DE: People will travel up to one-and-a-half hours to go to THE PIG − in the forest, because there is limited choice elsewhere. There is a shortage of that style of product and people clearly want it. If you were to go in on a Monday, it’s like a Friday.

RH: I call it The Wet Tuesday In February Test! We are also developing our restaurant at Lime Wood, and Angela Hartnett is coming on board as part of this.

Given the state of the economy in the past four years, has this ever affected your intentions?

RH: Well-run product-led businesses have done pretty well through this time. There is a lot of mid-market stuff which is not good and has suffered. But if you can get above the parapet and make some noise, then it’s about product.

DE: I think it made us more focused on finding and developing the points of differentiation – in our case the kitchen garden has proved to be a driving force for THE PIG – with all produce being either grown on site, foraged or sourced within a 25-mile radius. The growth of lifestyle and gardening programmes has made people more aware and interested in the provenance of the food they eat, and of course the food retailers are now playing that tune also, so it all combines.

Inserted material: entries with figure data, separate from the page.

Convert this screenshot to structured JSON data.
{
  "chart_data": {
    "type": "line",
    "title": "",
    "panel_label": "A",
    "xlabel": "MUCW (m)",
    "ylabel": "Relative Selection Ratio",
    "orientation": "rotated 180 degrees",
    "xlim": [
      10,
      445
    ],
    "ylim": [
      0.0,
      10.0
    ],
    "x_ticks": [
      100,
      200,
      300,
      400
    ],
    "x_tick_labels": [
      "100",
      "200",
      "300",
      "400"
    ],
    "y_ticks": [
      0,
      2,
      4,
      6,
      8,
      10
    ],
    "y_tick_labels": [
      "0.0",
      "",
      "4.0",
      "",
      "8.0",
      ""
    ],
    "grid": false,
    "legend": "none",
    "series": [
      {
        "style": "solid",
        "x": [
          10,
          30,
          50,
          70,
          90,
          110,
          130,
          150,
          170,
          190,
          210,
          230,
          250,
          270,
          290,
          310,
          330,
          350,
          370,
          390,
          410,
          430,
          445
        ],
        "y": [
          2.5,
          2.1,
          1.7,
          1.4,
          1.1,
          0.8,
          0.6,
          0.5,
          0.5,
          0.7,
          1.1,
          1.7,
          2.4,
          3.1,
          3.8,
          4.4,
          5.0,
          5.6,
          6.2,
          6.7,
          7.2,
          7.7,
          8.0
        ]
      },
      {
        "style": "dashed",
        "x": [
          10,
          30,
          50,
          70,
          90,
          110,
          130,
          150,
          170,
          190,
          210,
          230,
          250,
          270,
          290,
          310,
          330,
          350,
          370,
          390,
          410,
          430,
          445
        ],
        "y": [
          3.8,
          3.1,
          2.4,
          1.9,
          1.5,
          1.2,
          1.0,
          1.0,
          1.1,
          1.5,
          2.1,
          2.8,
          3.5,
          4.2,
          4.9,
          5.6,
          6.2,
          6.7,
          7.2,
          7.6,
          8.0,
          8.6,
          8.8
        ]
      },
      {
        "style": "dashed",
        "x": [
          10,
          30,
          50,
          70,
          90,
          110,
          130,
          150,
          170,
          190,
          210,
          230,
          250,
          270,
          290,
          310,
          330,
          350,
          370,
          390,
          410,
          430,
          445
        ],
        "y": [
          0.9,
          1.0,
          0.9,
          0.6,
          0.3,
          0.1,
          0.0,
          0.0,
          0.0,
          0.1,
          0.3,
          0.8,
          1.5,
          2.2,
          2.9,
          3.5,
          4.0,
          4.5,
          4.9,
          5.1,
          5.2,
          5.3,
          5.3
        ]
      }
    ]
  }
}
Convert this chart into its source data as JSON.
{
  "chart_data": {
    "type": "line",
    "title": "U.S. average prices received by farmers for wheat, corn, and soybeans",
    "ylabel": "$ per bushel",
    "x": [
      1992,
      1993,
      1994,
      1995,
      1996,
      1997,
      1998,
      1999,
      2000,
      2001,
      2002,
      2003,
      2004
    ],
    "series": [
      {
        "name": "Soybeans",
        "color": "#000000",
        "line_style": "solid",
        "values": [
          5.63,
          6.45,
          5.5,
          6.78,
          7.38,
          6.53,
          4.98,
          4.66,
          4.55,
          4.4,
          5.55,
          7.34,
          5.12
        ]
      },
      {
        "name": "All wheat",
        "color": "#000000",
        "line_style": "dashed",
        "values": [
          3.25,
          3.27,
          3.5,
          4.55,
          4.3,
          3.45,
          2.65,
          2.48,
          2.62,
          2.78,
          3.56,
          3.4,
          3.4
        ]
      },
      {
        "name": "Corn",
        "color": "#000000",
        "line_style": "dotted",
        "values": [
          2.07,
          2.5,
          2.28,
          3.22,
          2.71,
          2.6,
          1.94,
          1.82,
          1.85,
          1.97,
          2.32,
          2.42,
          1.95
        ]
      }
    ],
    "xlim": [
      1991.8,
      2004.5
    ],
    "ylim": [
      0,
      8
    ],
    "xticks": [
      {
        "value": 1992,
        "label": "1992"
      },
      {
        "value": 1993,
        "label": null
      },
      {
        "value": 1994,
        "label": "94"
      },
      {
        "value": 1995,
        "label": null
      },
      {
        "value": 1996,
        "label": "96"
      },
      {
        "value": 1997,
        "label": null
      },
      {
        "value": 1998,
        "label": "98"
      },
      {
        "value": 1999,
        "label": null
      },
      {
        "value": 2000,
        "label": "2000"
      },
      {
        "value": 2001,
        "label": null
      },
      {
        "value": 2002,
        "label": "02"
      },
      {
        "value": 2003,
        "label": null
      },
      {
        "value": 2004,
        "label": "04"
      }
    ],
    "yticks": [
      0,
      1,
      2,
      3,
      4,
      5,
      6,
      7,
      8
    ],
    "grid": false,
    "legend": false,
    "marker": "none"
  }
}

What are your aspirations for Lime Wood and THE PIG businesses?

RH: Lime Wood is a long-term keeper. We wouldn’t rule out a sister property in London or somewhere where we felt was on the right track, but it would have to be right. THE PIG is a different animal and one day I’m sure we will sell the business, perhaps with half a dozen properties.

DE: We want to have some fun with THE PIG, so it’s not set in stone. We are at the stages of proving that the concept can expand and is scalable – that’s exciting.

RH: When we took on Lime Wood it was a beautiful property but had no idea of what it was. It is the million details we lay over the top, the tiny points of difference that position the property. We are very chuffed with the Awards that we have won, and it’s highly profitable. The spa is a substantial development in its own right. Now it’s about maintaining our standards, and it would be nice to get to 38 keys or so.

DE: Awards are great but it is the feedback we get from guests that is a real affirmation. It’s quite extraordinary. When you are so immersed in it, you don’t tend to notice it yourself. You just want to get to a place where you are confident it’s running as it should, so it’s nice to stand back periodically and see you are on the right track.

With a strong and determined partnership, Robin and David have sparked intrigue and admiration for their approach. There are many common threads in terms of values and understanding between Lime Wood and THE PIG brands which have sought to break the mould not only in the country house market, but among the wider hospitality industry. Exciting times lie ahead.